2.1 Detection Algorithms Based on Error Rate

According to the literatures over the years it can be seen that error rate based drift detection algorithms are the largest class of algorithms, which focus on tracking the change of online error rate of the classifier in real time. In PAC learning models, if the sample data are stably distributed, the error rate of the learning algorithm decreases with the input of the data, and when the probability distribution changes, the error rate of the model increases. The DDM algorithm is the first algorithm based on error rate, which sets two thresholds for the error rate, and when the error rate reaches the warning threshold, it indicates the precursor of a change in the probability distribution, and when the error rate reaches the drift threshold, it indicates a change in the probability distribution, and the model would learn with the data after the drift point [2]. The basic idea of the EDDM algorithm is slightly different from the DDM in that it considers the distance between error rates in addition to the error rate variation, which not only detects the abrupt type drift as effectively as the DDM algorithm but also compensates for the deficiency of the DDM in the gradual type drift [7]. The HDDM algorithm proposes a new method to monitor the measurement metrics during the learning process, and it applies some probabilistic inequalities to obtain theoretical guarantees for detecting changes in the distribution [8]. Most of these algorithms are based on supervised learning, which assumes that the labels are available and it is undoubtedly time and resource intensive upfront.

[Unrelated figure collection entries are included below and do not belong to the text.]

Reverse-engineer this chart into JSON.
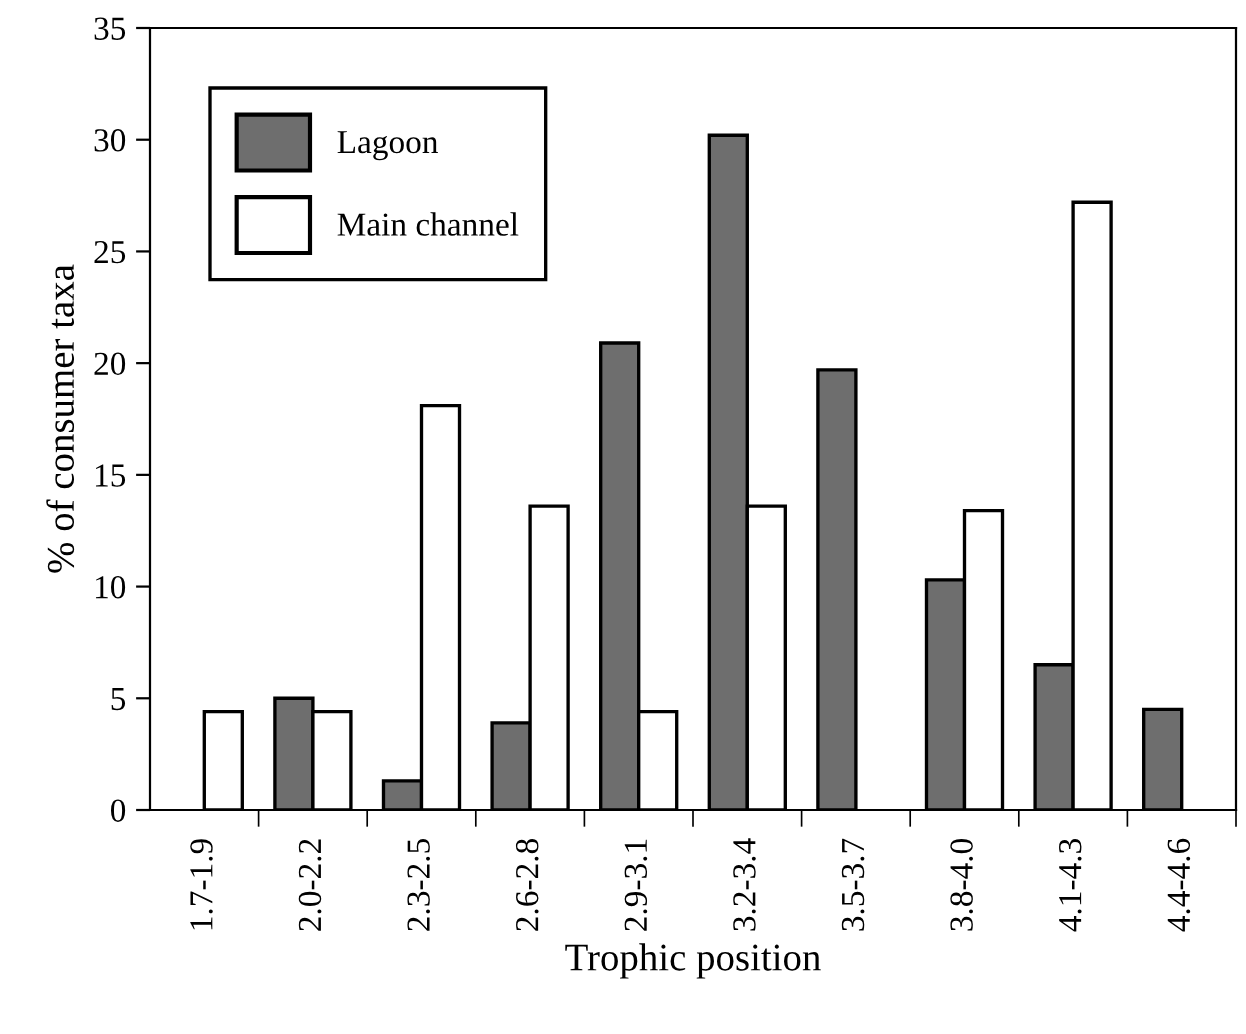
{
  "chart_data": {
    "type": "bar",
    "xlabel": "Trophic position",
    "ylabel": "% of consumer taxa",
    "categories": [
      "1.7-1.9",
      "2.0-2.2",
      "2.3-2.5",
      "2.6-2.8",
      "2.9-3.1",
      "3.2-3.4",
      "3.5-3.7",
      "3.8-4.0",
      "4.1-4.3",
      "4.4-4.6"
    ],
    "series": [
      {
        "name": "Lagoon",
        "color": "#6e6e6e",
        "values": [
          0,
          5.0,
          1.3,
          3.9,
          20.9,
          30.2,
          19.7,
          10.3,
          6.5,
          4.5
        ]
      },
      {
        "name": "Main channel",
        "color": "#ffffff",
        "values": [
          4.4,
          4.4,
          18.1,
          13.6,
          4.4,
          13.6,
          0,
          13.4,
          27.2,
          0
        ]
      }
    ],
    "ylim": [
      0,
      35
    ],
    "yticks": [
      0,
      5,
      10,
      15,
      20,
      25,
      30,
      35
    ],
    "grid": false,
    "legend": "top left"
  }
}
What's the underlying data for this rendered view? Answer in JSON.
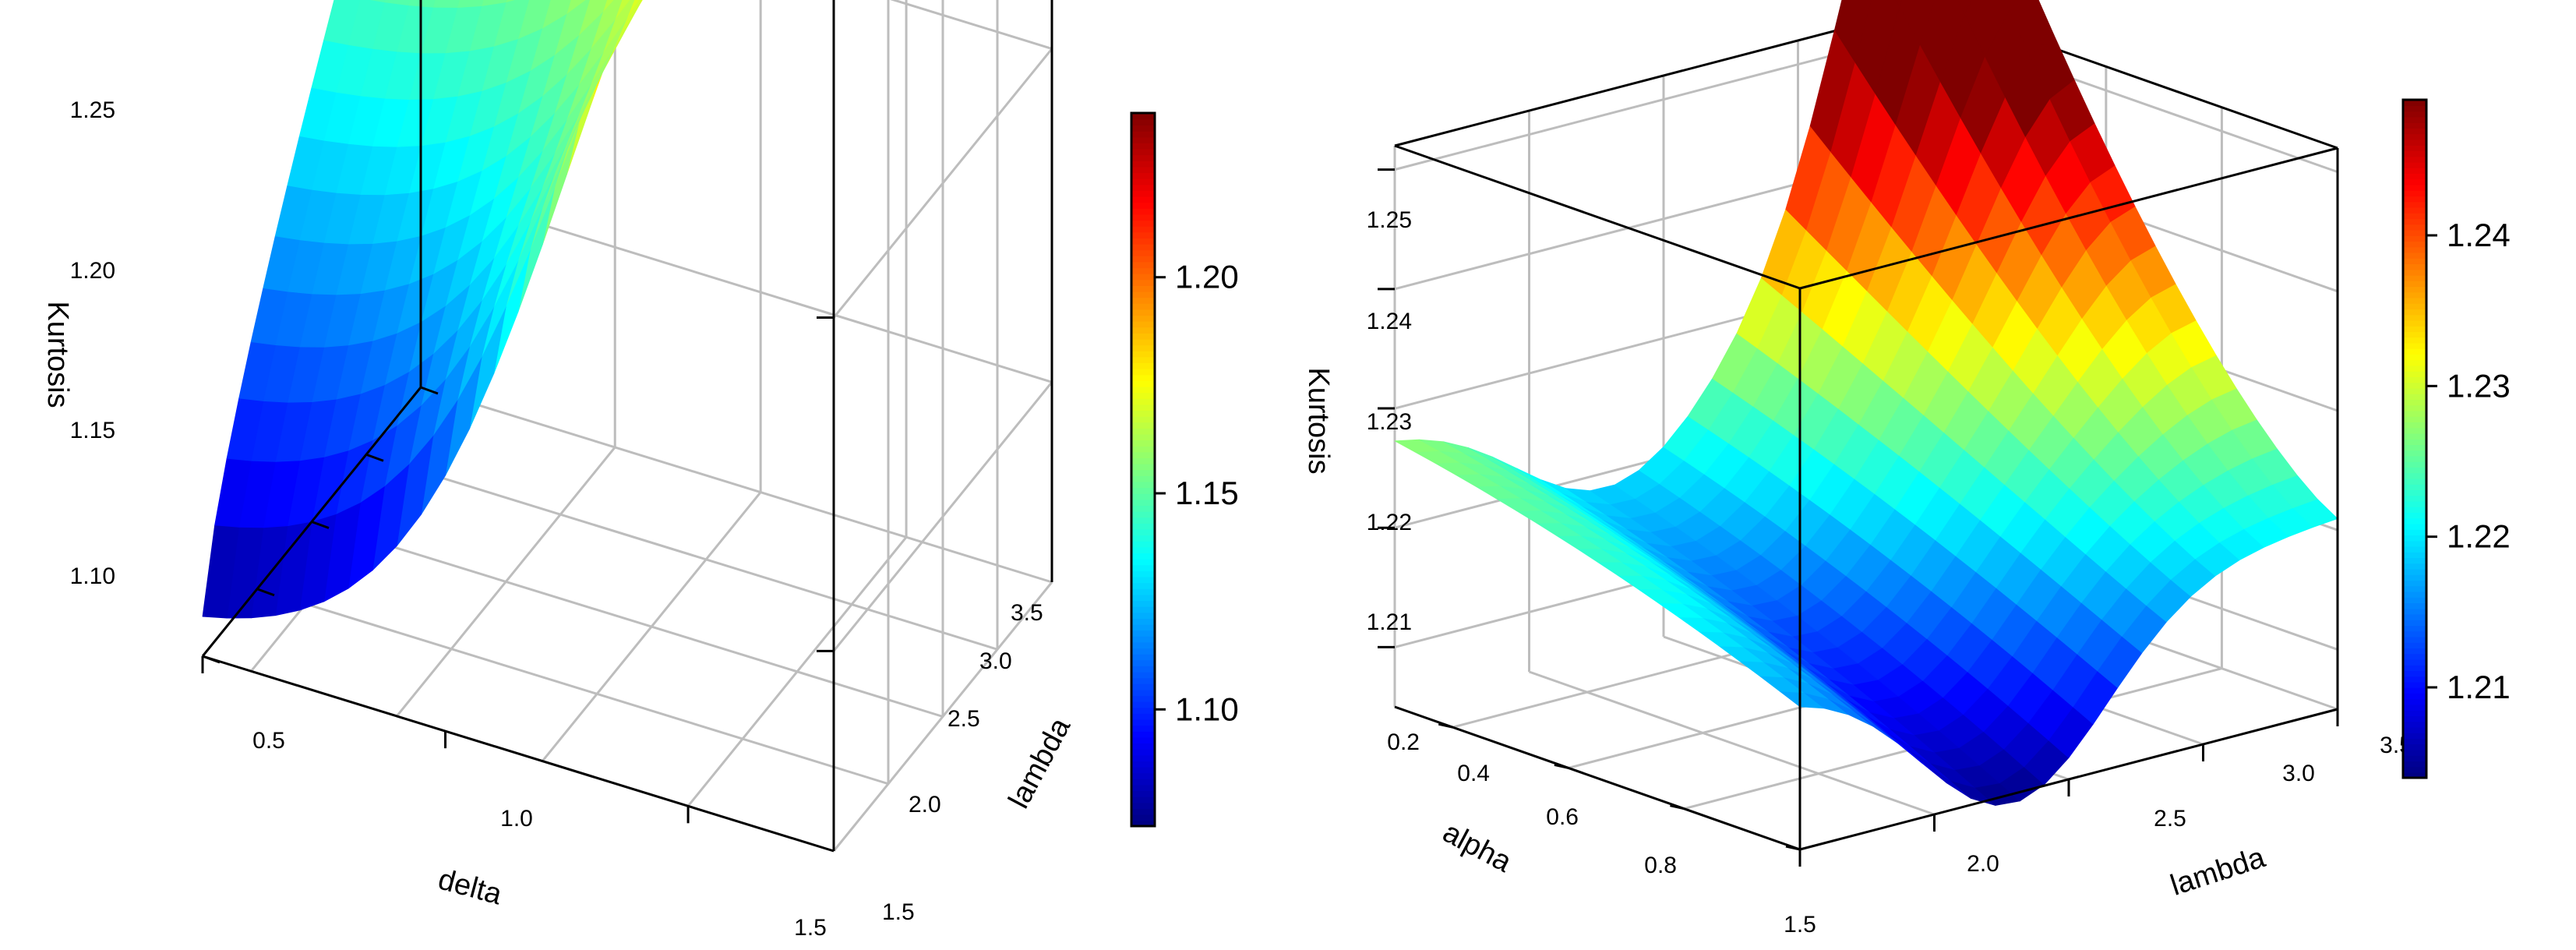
{
  "colormap": [
    "#00007f",
    "#0000ff",
    "#007fff",
    "#00ffff",
    "#7fff7f",
    "#ffff00",
    "#ff7f00",
    "#ff0000",
    "#7f0000"
  ],
  "chart_data": [
    {
      "type": "surface",
      "xlabel": "delta",
      "ylabel": "lambda",
      "zlabel": "Kurtosis",
      "x_range": [
        0.2,
        1.5
      ],
      "y_range": [
        1.5,
        3.5
      ],
      "z_range": [
        1.07,
        1.25
      ],
      "x_ticks": [
        "0.5",
        "1.0",
        "1.5"
      ],
      "y_ticks": [
        "1.5",
        "2.0",
        "2.5",
        "3.0",
        "3.5"
      ],
      "z_ticks": [
        "1.10",
        "1.15",
        "1.20",
        "1.25"
      ],
      "colorbar_ticks": [
        "1.10",
        "1.15",
        "1.20"
      ],
      "colorbar_range": [
        1.073,
        1.238
      ],
      "grid": true,
      "surface_summary": {
        "max": 1.245,
        "max_at": {
          "delta": 0.2,
          "lambda": 1.5
        },
        "min": 1.073,
        "min_at": {
          "delta": 1.5,
          "lambda": 1.5
        },
        "value_at_delta_0.2_lambda_3.5": 1.22,
        "value_at_delta_1.5_lambda_3.5": 1.175
      }
    },
    {
      "type": "surface",
      "xlabel": "alpha",
      "ylabel": "lambda",
      "zlabel": "Kurtosis",
      "x_range": [
        0.2,
        0.9
      ],
      "y_range": [
        1.5,
        3.5
      ],
      "z_range": [
        1.205,
        1.252
      ],
      "x_ticks": [
        "0.2",
        "0.4",
        "0.6",
        "0.8"
      ],
      "y_ticks": [
        "1.5",
        "2.0",
        "2.5",
        "3.0",
        "3.5"
      ],
      "z_ticks": [
        "1.21",
        "1.22",
        "1.23",
        "1.24",
        "1.25"
      ],
      "colorbar_ticks": [
        "1.21",
        "1.22",
        "1.23",
        "1.24"
      ],
      "colorbar_range": [
        1.204,
        1.249
      ],
      "grid": true,
      "surface_summary": {
        "max": 1.249,
        "max_at": {
          "alpha": 0.9,
          "lambda": 3.5
        },
        "min": 1.206,
        "min_at": {
          "alpha": 0.2,
          "lambda": 2.3
        },
        "value_at_alpha_0.2_lambda_3.5": 1.22,
        "value_at_alpha_0.2_lambda_1.5": 1.228
      }
    }
  ]
}
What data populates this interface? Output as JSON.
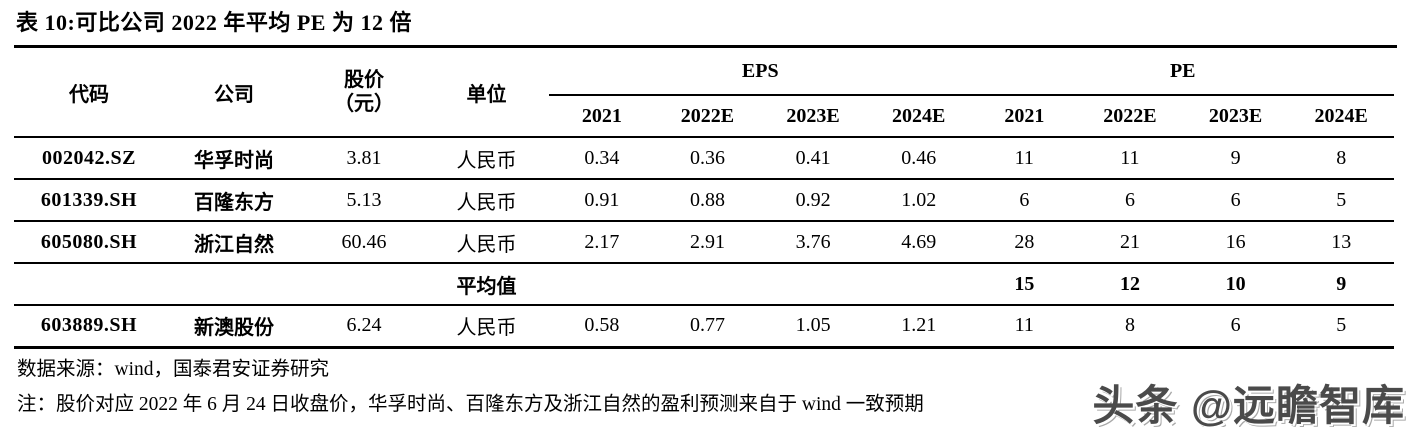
{
  "title": "表 10:可比公司 2022 年平均 PE 为 12 倍",
  "table": {
    "headers": {
      "code": "代码",
      "company": "公司",
      "price_line1": "股价",
      "price_line2": "（元）",
      "unit": "单位",
      "eps_group": "EPS",
      "pe_group": "PE",
      "eps_years": [
        "2021",
        "2022E",
        "2023E",
        "2024E"
      ],
      "pe_years": [
        "2021",
        "2022E",
        "2023E",
        "2024E"
      ]
    },
    "rows": [
      {
        "code": "002042.SZ",
        "company": "华孚时尚",
        "price": "3.81",
        "unit": "人民币",
        "eps": [
          "0.34",
          "0.36",
          "0.41",
          "0.46"
        ],
        "pe": [
          "11",
          "11",
          "9",
          "8"
        ]
      },
      {
        "code": "601339.SH",
        "company": "百隆东方",
        "price": "5.13",
        "unit": "人民币",
        "eps": [
          "0.91",
          "0.88",
          "0.92",
          "1.02"
        ],
        "pe": [
          "6",
          "6",
          "6",
          "5"
        ]
      },
      {
        "code": "605080.SH",
        "company": "浙江自然",
        "price": "60.46",
        "unit": "人民币",
        "eps": [
          "2.17",
          "2.91",
          "3.76",
          "4.69"
        ],
        "pe": [
          "28",
          "21",
          "16",
          "13"
        ]
      }
    ],
    "average_row": {
      "label": "平均值",
      "pe": [
        "15",
        "12",
        "10",
        "9"
      ]
    },
    "extra_row": {
      "code": "603889.SH",
      "company": "新澳股份",
      "price": "6.24",
      "unit": "人民币",
      "eps": [
        "0.58",
        "0.77",
        "1.05",
        "1.21"
      ],
      "pe": [
        "11",
        "8",
        "6",
        "5"
      ]
    }
  },
  "source": "数据来源：wind，国泰君安证券研究",
  "note": "注：股价对应 2022 年 6 月 24 日收盘价，华孚时尚、百隆东方及浙江自然的盈利预测来自于 wind 一致预期",
  "watermark": "头条 @远瞻智库",
  "colors": {
    "text": "#000000",
    "rule": "#000000",
    "watermark_gray": "#4a4a4a"
  }
}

2.2 Detection Algorithms Using a Small Number of Labels

The majority of the concept drift detection algorithms rely on the instantaneous availability of true labels for all already classified instances. This is a strong assumption that is rarely fulfilled in practical applications. Kolmogorov-Smirnov test is a hypothesis test to check whether two samples have the same distribution and the test depends on the p-value and significance value of the samples [9]. In [10] it used the Kolmogorov-Smirnov hypothesis test for two samples that vary over time, using a random tree to perform insertion and deletion operations on the data, with no true labels used in the detection and only a limited number of labels used in updating the classification model. However, the method is mostly used for one-dimensional data and cannot be easily extended to multidimensional data [11], and in practical scenarios data streams are not limited to univariate data but may also arrive as multivariate streams. Clustering is an unsupervised machine learning method and in [12] the algorithm uses a sliding window to cluster the data in the window, divides the data into individual clusters and outliers, compares the proportion of clustered instances within adjacent windows and tolerates a certain change in the proportion of clustered instances and a certain number of outlier points, and gives a drift signal when a specified threshold is reached. Confidence voting is also the concept drift detection method based on unsupervised learning, which maintain multiple drift detection trajectories during detection and determine whether concept drift is generated based on changes in confidence voting [13]. Margin density-based methods, which rely on the margin of the classifier to detect concept drift, it calculates the proportion of data instances in the margin and when the margin density exceeds a density threshold would alarm a drift [14]. The use of Chernoff Bound to define the number of instances in data streams that deviate from the mean [15], the key step of this approach is to determine the total amount of instances needed to indicate that the learning algorithm has expired and that a new one should be learned from data [16].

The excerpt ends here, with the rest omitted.